Yeah, I can see that. Perhaps the more relevant discussion is an archeology of these and other similar distractions. The fact that this gun discussion is so dominant (and it is, though that's not an argument for its relevance) is a problem in and of itself. That idea is floating around in the subtext here.

"In 2006 and 2007, most new recruits came from neighborhoods where the median income is middle or upper-middle class."

Yeah, the armed forces are the last refuge of the disappearing middle class. Joining the armed forces is not a desperate attempt to become upwardly mobile from the lower classes, it is a desperate attempt to keep from becoming downwardly mobile from the middle class. My use of the word "underclass" was misleading.

josh said...

"Yeah, the armed forces are the last refuge of the disappearing middle class. Joining the armed forces is not a desperate attempt to become upwardly mobile from the lower classes, it is a desperate attempt to keep from becoming downwardly mobile from the middle class."

What's your definition of "middle-class?" I guess I just don't see the evidence that large numbers of people are joining the military out of desperation. There might be some people joining right now because jobs are harder to find, but that wasn't the case 2-3 years ago. I'm more inclined to believe that most people who join the military do so as an act of patriotism, because they think it's an admirable and respectable line of work, they feel a desire for discipline and/or direction in life, or some combination of these. From a purely cost-benefit perspective, joining the military isn't a very good bet right now. They really don't pay enough for the guaranteed risk of being sent into a war zone. If someone is just trying to avoid poverty, there are better options. That's why I have trouble believing that fear of becoming lower-class is the prime motivation for the kids signing up these days.

Bill Zink said...

It's both, Josh . . . I think we are both right, and both wrong. I've known people who take the military as a vocation, and I've known (lots more) people who've joined the military because they were "at a loss" for anything else to do. I'm referring to people roughly my age, but also younger. With the disappearance of manufacturing jobs in the Midwest (starting in the early '80's) the armed forces became a much more present option.

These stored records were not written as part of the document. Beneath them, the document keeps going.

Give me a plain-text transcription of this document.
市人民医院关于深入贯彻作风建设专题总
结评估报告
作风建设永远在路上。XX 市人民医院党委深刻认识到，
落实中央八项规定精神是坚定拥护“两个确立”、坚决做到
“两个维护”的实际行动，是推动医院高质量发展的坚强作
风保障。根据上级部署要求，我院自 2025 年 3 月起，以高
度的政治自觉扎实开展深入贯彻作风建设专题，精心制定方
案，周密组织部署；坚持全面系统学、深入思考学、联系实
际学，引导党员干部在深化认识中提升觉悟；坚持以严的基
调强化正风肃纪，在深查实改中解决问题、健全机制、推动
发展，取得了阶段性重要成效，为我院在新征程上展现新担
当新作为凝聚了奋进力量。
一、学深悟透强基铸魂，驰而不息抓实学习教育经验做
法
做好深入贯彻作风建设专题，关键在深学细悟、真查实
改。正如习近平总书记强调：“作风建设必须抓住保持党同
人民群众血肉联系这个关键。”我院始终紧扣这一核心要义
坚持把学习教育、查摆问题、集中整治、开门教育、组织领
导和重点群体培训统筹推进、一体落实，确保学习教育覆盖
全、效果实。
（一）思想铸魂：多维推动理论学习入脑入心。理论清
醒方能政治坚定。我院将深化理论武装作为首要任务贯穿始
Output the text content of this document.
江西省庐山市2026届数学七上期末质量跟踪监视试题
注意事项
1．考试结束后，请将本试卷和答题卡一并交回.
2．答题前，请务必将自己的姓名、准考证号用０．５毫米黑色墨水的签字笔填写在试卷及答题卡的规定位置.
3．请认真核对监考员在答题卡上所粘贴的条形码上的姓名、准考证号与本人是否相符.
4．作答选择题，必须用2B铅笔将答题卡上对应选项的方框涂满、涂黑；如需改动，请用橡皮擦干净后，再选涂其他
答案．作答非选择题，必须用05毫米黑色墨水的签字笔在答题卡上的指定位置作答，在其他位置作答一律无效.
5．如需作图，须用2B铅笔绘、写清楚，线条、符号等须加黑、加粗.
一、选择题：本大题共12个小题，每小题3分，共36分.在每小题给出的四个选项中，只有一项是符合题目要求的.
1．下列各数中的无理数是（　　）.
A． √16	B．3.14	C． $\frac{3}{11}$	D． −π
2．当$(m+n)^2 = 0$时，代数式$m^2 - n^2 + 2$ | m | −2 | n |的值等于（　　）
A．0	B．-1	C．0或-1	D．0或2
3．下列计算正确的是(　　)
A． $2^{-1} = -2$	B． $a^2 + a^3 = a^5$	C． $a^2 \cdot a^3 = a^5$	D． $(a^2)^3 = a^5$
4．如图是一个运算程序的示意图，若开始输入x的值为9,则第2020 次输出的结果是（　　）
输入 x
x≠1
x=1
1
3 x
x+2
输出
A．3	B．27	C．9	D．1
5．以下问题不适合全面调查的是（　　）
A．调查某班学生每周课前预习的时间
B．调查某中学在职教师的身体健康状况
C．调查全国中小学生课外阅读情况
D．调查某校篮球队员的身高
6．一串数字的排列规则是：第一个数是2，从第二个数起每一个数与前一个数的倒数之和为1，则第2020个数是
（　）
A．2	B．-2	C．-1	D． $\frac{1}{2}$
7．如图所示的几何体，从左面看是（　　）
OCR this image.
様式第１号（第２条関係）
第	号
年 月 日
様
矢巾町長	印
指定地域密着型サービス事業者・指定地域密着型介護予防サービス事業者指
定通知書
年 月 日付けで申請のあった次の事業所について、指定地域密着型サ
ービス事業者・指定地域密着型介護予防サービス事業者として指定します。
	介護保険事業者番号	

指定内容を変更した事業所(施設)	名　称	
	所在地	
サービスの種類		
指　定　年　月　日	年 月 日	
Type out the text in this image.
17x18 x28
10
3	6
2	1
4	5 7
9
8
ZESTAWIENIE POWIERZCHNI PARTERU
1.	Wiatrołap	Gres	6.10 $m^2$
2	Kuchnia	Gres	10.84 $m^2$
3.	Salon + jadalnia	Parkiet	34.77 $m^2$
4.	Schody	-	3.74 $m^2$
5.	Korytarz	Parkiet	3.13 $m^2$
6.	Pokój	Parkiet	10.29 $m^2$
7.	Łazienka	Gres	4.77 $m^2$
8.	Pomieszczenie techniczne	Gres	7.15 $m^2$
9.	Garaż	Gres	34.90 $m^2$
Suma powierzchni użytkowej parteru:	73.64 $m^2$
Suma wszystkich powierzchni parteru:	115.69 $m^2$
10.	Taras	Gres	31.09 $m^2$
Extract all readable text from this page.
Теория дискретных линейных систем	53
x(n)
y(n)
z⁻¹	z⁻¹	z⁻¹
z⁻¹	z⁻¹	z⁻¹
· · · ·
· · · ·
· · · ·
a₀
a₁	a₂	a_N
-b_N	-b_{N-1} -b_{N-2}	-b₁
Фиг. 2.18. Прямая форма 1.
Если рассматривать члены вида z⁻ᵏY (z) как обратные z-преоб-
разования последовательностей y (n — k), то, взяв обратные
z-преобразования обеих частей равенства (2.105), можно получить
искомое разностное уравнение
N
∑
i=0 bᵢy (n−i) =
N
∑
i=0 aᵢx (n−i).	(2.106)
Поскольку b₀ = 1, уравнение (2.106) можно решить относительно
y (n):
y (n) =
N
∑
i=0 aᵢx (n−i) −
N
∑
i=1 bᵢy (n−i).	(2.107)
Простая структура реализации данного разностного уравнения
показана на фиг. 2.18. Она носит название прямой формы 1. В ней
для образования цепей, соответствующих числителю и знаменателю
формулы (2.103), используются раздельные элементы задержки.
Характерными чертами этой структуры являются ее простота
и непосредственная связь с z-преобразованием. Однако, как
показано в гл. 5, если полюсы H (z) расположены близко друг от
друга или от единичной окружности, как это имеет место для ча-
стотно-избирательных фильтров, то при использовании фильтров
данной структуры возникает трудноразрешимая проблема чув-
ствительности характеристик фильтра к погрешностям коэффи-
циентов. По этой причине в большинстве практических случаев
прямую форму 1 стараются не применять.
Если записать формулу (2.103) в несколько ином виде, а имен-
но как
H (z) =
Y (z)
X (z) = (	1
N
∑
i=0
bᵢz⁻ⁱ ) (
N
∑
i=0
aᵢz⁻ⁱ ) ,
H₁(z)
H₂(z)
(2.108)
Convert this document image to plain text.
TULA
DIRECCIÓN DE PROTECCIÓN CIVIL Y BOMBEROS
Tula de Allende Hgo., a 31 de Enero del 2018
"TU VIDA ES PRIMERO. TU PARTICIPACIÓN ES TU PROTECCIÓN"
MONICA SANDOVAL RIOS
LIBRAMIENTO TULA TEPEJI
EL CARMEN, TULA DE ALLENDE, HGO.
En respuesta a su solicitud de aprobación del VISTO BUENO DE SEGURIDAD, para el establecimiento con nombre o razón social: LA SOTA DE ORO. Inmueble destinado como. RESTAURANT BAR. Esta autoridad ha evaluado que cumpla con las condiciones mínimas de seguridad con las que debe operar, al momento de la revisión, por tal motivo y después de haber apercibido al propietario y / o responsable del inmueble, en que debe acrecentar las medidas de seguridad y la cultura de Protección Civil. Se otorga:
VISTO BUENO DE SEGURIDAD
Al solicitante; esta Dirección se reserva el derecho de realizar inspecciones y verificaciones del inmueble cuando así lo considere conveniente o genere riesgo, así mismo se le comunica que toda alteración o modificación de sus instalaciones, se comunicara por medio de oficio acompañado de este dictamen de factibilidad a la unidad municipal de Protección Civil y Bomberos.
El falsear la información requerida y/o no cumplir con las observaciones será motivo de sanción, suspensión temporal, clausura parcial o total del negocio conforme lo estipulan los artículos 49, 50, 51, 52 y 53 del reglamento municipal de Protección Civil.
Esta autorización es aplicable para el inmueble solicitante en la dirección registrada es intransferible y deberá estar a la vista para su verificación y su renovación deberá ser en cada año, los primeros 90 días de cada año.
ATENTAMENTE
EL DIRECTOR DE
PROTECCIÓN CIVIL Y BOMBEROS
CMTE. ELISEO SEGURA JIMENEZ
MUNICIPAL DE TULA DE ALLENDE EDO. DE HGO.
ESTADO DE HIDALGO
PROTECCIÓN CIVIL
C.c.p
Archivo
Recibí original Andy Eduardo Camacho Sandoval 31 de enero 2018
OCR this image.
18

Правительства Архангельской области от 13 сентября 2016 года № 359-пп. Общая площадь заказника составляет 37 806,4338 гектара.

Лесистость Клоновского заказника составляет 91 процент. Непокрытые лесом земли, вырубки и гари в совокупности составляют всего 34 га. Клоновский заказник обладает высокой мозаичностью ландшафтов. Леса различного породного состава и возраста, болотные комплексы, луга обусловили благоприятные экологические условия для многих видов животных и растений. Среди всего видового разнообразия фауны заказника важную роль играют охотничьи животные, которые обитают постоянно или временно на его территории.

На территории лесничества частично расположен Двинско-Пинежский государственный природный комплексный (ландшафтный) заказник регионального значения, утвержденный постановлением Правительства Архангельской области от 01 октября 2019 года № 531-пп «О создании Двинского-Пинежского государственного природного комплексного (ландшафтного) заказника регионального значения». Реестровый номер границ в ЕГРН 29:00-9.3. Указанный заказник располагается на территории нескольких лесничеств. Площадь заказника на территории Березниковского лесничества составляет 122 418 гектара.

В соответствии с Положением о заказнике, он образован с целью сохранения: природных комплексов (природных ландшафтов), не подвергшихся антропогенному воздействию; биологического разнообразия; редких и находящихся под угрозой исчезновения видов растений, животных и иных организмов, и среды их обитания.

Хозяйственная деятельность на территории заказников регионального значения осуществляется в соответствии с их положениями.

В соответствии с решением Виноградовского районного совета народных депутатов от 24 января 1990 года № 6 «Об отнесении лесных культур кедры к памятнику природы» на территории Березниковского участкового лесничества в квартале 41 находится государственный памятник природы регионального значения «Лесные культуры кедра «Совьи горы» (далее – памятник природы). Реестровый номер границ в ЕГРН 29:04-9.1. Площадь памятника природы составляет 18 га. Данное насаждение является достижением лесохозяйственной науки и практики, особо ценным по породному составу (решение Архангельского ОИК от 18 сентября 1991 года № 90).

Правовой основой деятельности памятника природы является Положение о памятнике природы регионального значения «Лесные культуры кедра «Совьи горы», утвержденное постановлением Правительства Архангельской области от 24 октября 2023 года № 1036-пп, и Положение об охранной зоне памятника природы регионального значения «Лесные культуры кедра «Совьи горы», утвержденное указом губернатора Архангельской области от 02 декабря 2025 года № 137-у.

My experience is purely anecdotal evidence - I wouldn't take it as the final word. I think the modern American armed forces is a very complex collection of people at this point. I myself have fiercely ambivalent feelings toward the armed forces. My own father paid his way through college in the Army, and I believe at one point he wanted to make it a career of it. Turns out he's no better at taking orders than I am, which (I believe) factored into him leaving when his hitch was up.

Talking about the military is like talking about the country: you become reductionist at your own risk. I think we are both making that mistake.